Un réseau est presque l'antithèse de la pyramide hiérarchique. Travailler en réseau : indispensable demain ! Mais comment travailler en réseau ? Qui a le(s) pouvoir(s) ? Qui fait autorité ? Comment allier efficacité immédiate et convergence/cohérence des décisions ? Qui décide quoi, en somme, au sein d'un réseau ? Comment fonctionner efficacement hors référence hiérarchique ? C'est là tout le défi des organisations de demain.

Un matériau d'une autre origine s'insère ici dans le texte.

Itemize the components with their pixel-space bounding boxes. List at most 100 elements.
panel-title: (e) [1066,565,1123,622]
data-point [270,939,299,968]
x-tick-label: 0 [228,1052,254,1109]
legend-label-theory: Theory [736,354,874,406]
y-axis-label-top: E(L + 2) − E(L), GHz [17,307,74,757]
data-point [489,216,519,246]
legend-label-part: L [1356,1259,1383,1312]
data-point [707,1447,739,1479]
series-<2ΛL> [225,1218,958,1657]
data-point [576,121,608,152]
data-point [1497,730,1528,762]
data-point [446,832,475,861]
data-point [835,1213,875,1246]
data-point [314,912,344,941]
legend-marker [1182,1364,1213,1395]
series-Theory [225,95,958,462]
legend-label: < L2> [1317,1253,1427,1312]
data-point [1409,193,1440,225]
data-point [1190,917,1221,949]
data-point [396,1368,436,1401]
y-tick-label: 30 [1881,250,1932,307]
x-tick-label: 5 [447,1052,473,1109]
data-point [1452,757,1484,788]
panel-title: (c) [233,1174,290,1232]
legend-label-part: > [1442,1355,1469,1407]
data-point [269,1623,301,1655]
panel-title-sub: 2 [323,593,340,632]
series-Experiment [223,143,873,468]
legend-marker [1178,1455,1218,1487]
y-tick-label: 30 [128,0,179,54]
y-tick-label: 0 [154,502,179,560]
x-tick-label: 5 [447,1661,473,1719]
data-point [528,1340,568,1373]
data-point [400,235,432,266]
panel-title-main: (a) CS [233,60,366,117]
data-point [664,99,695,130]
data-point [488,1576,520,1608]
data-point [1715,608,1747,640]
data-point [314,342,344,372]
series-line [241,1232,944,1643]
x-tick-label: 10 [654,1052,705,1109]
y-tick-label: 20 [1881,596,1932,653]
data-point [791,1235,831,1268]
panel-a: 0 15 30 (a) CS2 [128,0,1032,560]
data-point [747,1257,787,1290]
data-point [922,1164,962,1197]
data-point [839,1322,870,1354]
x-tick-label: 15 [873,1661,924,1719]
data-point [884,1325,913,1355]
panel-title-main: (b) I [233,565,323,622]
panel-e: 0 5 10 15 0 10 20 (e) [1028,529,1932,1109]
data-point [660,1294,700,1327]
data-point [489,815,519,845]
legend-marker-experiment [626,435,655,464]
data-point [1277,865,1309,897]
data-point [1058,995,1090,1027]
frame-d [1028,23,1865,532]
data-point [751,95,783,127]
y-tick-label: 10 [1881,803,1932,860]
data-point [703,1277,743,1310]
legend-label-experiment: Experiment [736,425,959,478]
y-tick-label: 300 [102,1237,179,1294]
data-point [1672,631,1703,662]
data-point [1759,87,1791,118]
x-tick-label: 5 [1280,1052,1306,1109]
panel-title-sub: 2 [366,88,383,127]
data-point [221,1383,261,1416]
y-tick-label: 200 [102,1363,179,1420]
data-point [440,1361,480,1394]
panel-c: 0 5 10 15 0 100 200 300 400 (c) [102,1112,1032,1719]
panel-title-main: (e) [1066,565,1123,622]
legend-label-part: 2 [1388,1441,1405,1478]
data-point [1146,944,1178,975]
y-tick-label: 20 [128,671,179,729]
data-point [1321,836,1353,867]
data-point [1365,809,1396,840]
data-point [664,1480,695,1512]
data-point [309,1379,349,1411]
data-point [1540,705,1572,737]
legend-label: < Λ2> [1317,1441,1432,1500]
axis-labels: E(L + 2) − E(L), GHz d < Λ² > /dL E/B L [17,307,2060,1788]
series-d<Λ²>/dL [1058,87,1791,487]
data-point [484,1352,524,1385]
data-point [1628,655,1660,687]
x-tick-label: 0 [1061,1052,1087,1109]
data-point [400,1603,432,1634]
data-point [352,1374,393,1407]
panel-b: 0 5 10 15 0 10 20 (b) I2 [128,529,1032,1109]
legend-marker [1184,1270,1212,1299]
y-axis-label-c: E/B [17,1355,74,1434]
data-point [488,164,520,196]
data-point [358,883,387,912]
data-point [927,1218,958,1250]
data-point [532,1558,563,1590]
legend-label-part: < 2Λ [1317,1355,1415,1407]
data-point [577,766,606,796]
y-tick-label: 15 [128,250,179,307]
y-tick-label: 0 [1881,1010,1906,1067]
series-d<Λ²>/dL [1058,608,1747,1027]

La clé du paradoxe se cache évidemment à la base du processus entrepreneurial, loin de toutes ces superstructures idéologiques et artificielles qui masquent la réalité du terrain.
Premier constat : le milieu entrepreneurial devient de plus en plus turbulent, incertain, imprévisible.
Deuxième constat : le métier de manager devient de plus en plus un métier pointu de coordination de réseaux (d'hommes, d'entreprises, d'entités).
Troisième constat : la complexité ambiante croît exponentiellement et interdit toute prétention à l'omniscience et à l'omnipotence.
Quatrième constat : la régulation des entreprises devra de plus en plus passer par la confiance (qui n'est ni aveuglement, ni bêtise) et de moins en moins par le contrôle (trop lourd, trop cher, trop exaspérant).
Cinquième constat : face aux millions d'incertitudes extérieures, la seule réponse fiable est la certitude intérieure : celle d'avoir un projet de vie auquel on peut croire et qui mérite l'engagement et la mobilisation de toutes les énergies.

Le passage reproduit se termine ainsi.